Uschi (rufend): „Weißt du noch? Der Umpf!“
Wylie stellt die Plasma-Wand auf lautlos. Seema ist aufgestanden — na, siehste, Costin, haste es doch gewußt —, hat Umpf! — like in die Hände geklatscht, steht breitbeinig da, (schreiend): „Was macht ihr denn hier für ne Scheiße!? Hey, ich glaubs nicht! Ihr seid das letzte! Loser! Loser seid ihr!! Hey, ich brauch Luft!!“
Costin hat sich an seiner Krücke hochgezogen, hat ein Umpf! — face gemacht (Unterkiefer vor, Augen groß): „Liegestütz!! 20!!“
Uschi (rufend): „Wie wir in Braunschweig auf der Bühne standen und ich die Choreo vergessen hatte, das Playback ausgefallen ist und in der ersten Reihe der Typ stand, der die ganze Zeit ‚Ausziehen, Ausziehen‘ gerufen hat!“
Costin kann sich gerade nicht erinnern, daß das, was Uschi da so beschreibt, mal passiert ist. . Braunschweig? Playback ausgefallen? Das spielt aber keine Rolle, er lacht, sagt: „Genau“, Seema und Wylie lachen, sagen: „Ja, kraß.“
Es spielt aber eine Rolle, daß der Abend jetzt gerade so, ja, schön ist, dieses Together-Gefühl, das da gerade ist, daß sich das, wenigstens solange sie hier sitzen, hält, also, daß das hier gerade nicht aufhört, muß es natürlich, klar, aber trotzdem, genau das wünscht sich Costin in diesem Moment.

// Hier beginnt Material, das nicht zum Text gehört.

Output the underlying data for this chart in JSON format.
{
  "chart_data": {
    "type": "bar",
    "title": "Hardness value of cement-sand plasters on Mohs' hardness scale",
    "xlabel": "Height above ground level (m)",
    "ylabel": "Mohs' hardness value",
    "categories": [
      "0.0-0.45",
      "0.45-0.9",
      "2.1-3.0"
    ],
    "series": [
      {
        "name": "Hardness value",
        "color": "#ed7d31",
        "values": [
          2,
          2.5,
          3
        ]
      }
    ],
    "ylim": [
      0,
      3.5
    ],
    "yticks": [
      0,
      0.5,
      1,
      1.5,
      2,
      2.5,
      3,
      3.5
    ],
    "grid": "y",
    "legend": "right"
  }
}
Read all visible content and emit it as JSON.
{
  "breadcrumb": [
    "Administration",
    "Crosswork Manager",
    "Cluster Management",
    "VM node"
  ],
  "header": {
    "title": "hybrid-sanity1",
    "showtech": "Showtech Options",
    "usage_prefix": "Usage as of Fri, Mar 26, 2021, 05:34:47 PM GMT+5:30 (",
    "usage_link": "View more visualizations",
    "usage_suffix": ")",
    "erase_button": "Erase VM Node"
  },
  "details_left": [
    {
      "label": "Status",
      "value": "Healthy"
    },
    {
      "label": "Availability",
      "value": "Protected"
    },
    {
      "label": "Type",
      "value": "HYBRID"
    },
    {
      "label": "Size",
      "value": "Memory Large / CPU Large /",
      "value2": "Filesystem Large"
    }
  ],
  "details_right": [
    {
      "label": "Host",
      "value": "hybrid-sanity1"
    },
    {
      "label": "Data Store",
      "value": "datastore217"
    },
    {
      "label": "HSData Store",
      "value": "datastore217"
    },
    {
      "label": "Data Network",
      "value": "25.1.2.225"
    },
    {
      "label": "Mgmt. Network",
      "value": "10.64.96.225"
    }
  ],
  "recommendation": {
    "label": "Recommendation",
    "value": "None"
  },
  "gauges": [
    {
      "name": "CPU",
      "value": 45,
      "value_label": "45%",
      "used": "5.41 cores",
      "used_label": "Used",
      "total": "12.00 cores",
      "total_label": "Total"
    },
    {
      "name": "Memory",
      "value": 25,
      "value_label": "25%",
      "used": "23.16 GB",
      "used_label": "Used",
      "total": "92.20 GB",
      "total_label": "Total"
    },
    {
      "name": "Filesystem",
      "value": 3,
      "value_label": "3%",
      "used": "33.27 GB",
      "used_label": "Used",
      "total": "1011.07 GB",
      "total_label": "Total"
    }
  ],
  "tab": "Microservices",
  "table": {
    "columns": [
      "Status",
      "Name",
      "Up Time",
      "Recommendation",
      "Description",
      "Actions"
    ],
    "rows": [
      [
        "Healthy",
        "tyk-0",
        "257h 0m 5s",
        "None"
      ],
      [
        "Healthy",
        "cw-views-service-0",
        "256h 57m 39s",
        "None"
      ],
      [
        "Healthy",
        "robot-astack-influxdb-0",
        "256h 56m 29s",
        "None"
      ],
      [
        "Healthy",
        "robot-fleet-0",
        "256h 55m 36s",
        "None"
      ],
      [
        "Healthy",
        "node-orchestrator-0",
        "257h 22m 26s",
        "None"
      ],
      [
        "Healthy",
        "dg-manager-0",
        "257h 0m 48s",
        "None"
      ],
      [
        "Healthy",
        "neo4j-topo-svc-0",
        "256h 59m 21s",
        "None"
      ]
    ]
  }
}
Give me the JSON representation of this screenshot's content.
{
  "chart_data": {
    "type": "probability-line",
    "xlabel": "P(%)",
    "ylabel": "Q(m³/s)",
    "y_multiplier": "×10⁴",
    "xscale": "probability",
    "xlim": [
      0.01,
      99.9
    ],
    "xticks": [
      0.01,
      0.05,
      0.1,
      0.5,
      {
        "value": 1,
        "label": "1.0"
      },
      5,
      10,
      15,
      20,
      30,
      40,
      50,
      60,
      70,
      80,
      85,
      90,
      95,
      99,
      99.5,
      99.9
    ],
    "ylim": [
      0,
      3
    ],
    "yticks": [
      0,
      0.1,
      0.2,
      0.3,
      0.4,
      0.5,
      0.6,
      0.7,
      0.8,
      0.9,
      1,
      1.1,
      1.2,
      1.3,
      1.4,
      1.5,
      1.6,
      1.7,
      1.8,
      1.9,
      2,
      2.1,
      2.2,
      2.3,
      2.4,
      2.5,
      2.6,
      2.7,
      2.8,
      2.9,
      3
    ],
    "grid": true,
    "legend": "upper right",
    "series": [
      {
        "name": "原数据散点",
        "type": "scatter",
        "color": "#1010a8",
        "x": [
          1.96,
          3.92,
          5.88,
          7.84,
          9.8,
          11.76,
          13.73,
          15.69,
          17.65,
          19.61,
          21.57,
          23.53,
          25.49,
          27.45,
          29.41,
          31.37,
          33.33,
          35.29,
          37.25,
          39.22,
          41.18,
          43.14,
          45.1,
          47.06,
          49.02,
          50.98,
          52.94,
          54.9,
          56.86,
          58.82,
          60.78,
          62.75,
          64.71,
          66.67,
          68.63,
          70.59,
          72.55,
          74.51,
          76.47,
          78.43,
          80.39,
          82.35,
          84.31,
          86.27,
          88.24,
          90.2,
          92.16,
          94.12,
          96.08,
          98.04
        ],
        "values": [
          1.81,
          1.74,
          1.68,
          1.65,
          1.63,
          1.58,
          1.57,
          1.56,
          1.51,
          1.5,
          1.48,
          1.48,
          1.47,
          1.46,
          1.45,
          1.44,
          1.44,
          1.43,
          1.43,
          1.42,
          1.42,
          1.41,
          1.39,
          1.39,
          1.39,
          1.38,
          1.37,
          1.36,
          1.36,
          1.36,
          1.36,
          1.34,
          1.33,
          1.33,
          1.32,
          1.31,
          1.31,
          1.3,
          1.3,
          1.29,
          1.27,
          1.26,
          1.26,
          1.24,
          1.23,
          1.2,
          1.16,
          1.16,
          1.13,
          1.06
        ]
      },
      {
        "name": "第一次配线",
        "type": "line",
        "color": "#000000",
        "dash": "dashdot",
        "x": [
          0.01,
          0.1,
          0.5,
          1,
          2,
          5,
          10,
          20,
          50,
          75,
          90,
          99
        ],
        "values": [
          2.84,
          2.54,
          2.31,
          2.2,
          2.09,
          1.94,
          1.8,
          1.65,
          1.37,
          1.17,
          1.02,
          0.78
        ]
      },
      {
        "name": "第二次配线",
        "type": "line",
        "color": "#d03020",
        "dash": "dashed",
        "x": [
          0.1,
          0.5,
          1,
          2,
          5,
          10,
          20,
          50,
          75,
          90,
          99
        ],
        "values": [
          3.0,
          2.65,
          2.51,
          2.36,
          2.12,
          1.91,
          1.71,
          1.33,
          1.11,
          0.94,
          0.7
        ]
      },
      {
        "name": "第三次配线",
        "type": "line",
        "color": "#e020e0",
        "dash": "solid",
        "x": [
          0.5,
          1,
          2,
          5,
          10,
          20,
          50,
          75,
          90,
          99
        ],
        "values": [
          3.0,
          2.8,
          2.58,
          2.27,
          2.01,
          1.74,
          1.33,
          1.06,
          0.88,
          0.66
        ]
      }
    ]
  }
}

Romy ist im Wohnzimmer gestanden. Auf dem Bildschirm winken Seema und Uschi in die Kamera, sie tragen rote Nasen, im Hintergrund erklingt das PingPongs-Nirvana-Cover Smells like Teen Spirit, Romy ruft: „Hallo, Tach allerseits, Costin hat schon gesagt, daß ihr kommt, hallo, du wirst der Wylie, du die Uschi und du die Seema sein, hallo, Romy. Ja, entschuldigt, daß ich so spät dran bin, ich habe diese Band, Erich, und wir nehmen gerade unser neues Album auf, und das ist diesmal alles echt schwierig, total zoffig und so, Costin hat gesagt, bei euch war das immer total harmonisch, da beneide ich euch echt drum, daß das bei euch immer so gut ging.“
Romy weiß genau, daß die Aufnahmen bei den PingPongs immer chaotisch und total unprofessionell verliefen, Zikkenalarm inklusive, sie hatte ja erst gestern mit Costin darüber, eher zufällig, gesprochen. Wenn sie jetzt so was sagt, dann ist das nicht das erste Mal, daß sie irgendwie Leute provozieren will, was allgemein OK wäre, aber eben bitte nicht jetzt.